Prediction This works as before, using the predict
-function. Note however that we only get two different estimates, corresponding to the two forms of the dummy-coded regression equation:
> predict(lm2)
1 2 3 4 5 6 7 8 9 10 11 12 13 14 15 16
12.25 12.25 12.25 12.25 12.25 12.25 12.25 12.25 12.25 15.99 12.25 15.99 15.99 15.99 15.99 15.99
17 18 19 20
15.99 15.99 15.99 15.99
And it turns out that these two distinct replicated values are just the average hemoglobin levels in each group. So for real application, having a simple linear regression model with one binary predictor is not especially interesting - that comes when we have more than two levels in a discrete predictor and / or multiple predictor variables in the model (see also Exercise 1 below).
Exercises:
A linear model with just one binary predictor like here is mathematically equivalent to a Student t-test:
Run this test in R, and identify all points where the test output and the regression summary agree.
For the linear model with the re-leveled menopausal variable, can you write the complete process (releveling the factor variable, fitting the linear model, extracting the summary) in one row of R code (e.g. as nested function calls or as pipeline)?
9.3.7 Nicer regression tables
We can use pander
also for regression models. Directly applied to the fitted model, we get the regression table:
Estimate | Std. Error | t value | Pr(>|t|) | |
---|---|---|---|---|
(Intercept) | 5.589 | 2.245 | 2.489 | 0.02282 |
PCV | 0.2048 | 0.05301 | 3.864 | 0.001136 |
We can also apply pander
to the summary of a fitted model, which shows both the regression table and some model statistics:
Estimate | Std. Error | t value | Pr(>|t|) | |
---|---|---|---|---|
(Intercept) | 5.589 | 2.245 | 2.489 | 0.02282 |
PCV | 0.2048 | 0.05301 | 3.864 | 0.001136 |
Observations | Residual Std. Error | \(R^2\) | Adjusted \(R^2\) |
---|---|---|---|
20 | 1.824 | 0.4534 | 0.4231 |
9.4 Multiple linear regression
9.4.1 Multiple predictors
In epidemiology, the final model in an analysis will rarely be a simple regression model with only one predictor: generally, there will be an attempt to adjust the estimated association between the main exposure and an outcome of interest for confounding by including the potential confounding variables as additional predictors in the model.
In our example, we can consider age and menopausal status as such potential confounders.
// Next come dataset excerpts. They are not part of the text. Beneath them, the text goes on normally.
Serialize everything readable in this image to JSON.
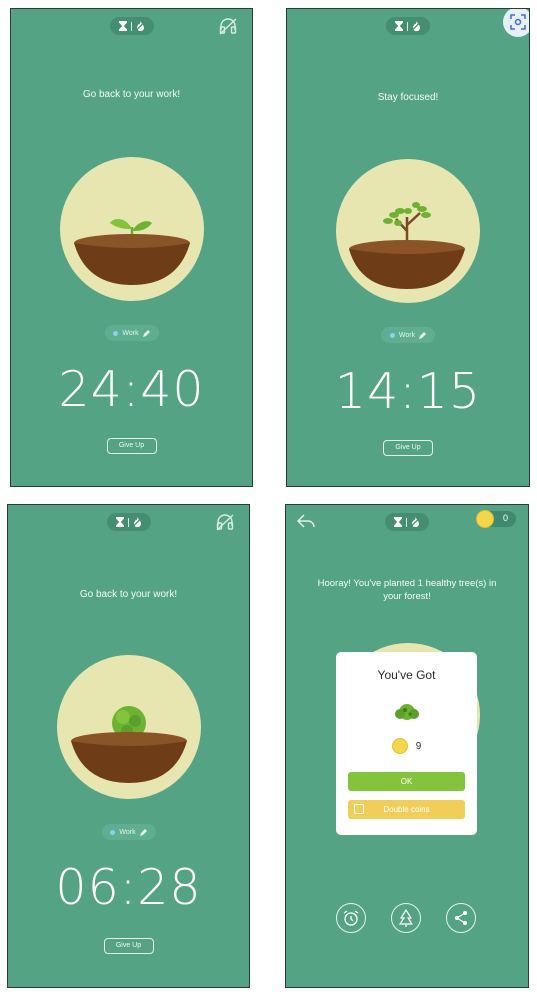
{
  "panels": [
    {
      "message": "Go back to your work!",
      "tag": "Work",
      "timer": "24:40",
      "button": "Give Up"
    },
    {
      "message": "Stay focused!",
      "tag": "Work",
      "timer": "14:15",
      "button": "Give Up"
    },
    {
      "message": "Go back to your work!",
      "tag": "Work",
      "timer": "06:28",
      "button": "Give Up"
    }
  ],
  "result": {
    "coins": "0",
    "message": "Hooray! You've planted 1 healthy tree(s) in your forest!",
    "dialog_title": "You've Got",
    "reward_amount": "9",
    "ok_label": "OK",
    "double_label": "Double coins"
  },
  "icons": {
    "mode_toggle": [
      "hourglass-icon",
      "flame-icon"
    ],
    "corner": "headphones-icon",
    "scan": "scan-icon",
    "back": "back-arrow-icon",
    "bottom": [
      "alarm-clock-icon",
      "forest-icon",
      "share-icon"
    ]
  },
  "colors": {
    "background": "#54a385",
    "soil_circle": "#e8e6b0",
    "soil": "#6e3c16",
    "ok": "#84c43c",
    "double": "#f1cd5a",
    "coin": "#f4d64b"
  }
}
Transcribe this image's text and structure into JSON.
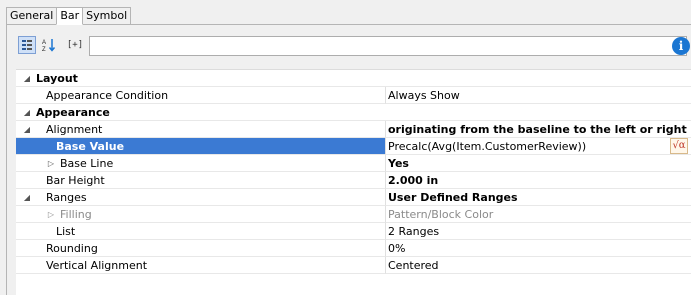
{
  "tabs": [
    {
      "label": "General"
    },
    {
      "label": "Bar"
    },
    {
      "label": "Symbol"
    }
  ],
  "toolbar": {
    "categorized_icon": "categorized-icon",
    "sort_icon": "sort-az-icon",
    "expand_label": "[+]"
  },
  "selector": {
    "value": ""
  },
  "info_button": {
    "label": "i"
  },
  "properties": [
    {
      "name": "Layout",
      "value": ""
    },
    {
      "name": "Appearance Condition",
      "value": "Always Show"
    },
    {
      "name": "Appearance",
      "value": ""
    },
    {
      "name": "Alignment",
      "value": "originating from the baseline to the left or right"
    },
    {
      "name": "Base Value",
      "value": "Precalc(Avg(Item.CustomerReview))"
    },
    {
      "name": "Base Line",
      "value": "Yes"
    },
    {
      "name": "Bar Height",
      "value": "2.000 in"
    },
    {
      "name": "Ranges",
      "value": "User Defined Ranges"
    },
    {
      "name": "Filling",
      "value": "Pattern/Block Color"
    },
    {
      "name": "List",
      "value": "2 Ranges"
    },
    {
      "name": "Rounding",
      "value": "0%"
    },
    {
      "name": "Vertical Alignment",
      "value": "Centered"
    }
  ],
  "formula_button": {
    "label": "√α"
  },
  "colors": {
    "selection": "#3b7ad3",
    "info": "#1b76d2"
  }
}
Including them in the model just requires adding them to the right hand side of the model formula
> lm3 <- lm(Hb ~ PCV + Age + Menopause, data = hemo)
> summary(lm3)
Call:
lm(formula = Hb ~ PCV + Age + Menopause, data = hemo)
Residuals:
Min 1Q Median 3Q Max
-1.6011 -0.6784 0.2155 0.5463 1.7589
Coefficients:
Estimate Std. Error t value Pr(>|t|)
(Intercept) 5.21455 1.57182 3.318 0.00436 **
PCV 0.09734 0.03459 2.815 0.01246 *
Age 0.11103 0.03033 3.661 0.00211 **
MenopauseYes -0.02407 0.95401 -0.025 0.98018
---
Signif. codes: 0 '***' 0.001 '**' 0.01 '*' 0.05 '.' 0.1 ' ' 1
Residual standard error: 1.01 on 16 degrees of freedom
Multiple R-squared: 0.8512, Adjusted R-squared: 0.8233
F-statistic: 30.51 on 3 and 16 DF, p-value: 7.464e-07
Call- and residual information still have the same appearance, but the regression table has now additional rows for the new predictors. Compared to the unadjusted model above, we see that the effect size (\({\hat \beta}\), slope) for the exposure PCV has been reduced by half (ca. 0.10 vs 0.20), but is still statistically significantly different from zero (\(p=0.02\)). We also see that among the covariates, age is robustly and statistically significantly associated with hemoglobin level: an age increase by one year is associated with a comparable increase of the outcome as an increase of the PCV-level by 1%. Interestingly, menopausal status is not statistically significantly associated with hemoglobin level in the adjusted model, with \(p=0.98\) and a very small effect size - it seems that the association we saw above for lm2
was due to confounding by age.
Note that the adjusted model explains most of the variability in the data, with an adjusted \(R^2=82\%\). We also see that now, the null hypothesis of the F-test can be interesting: namely that the model as a whole (i.e. including all three predictors) does not fit the data better than a simple constant mean model (i.e. that all three slope parameters are zero at the same time). We can reject this hypothesis at \(p=7.5E-7\): we have cealry stronger evidence against the joint null hypothesis of the F-test than for the per-parameter null hypothesis for each of the parameters in the regression table.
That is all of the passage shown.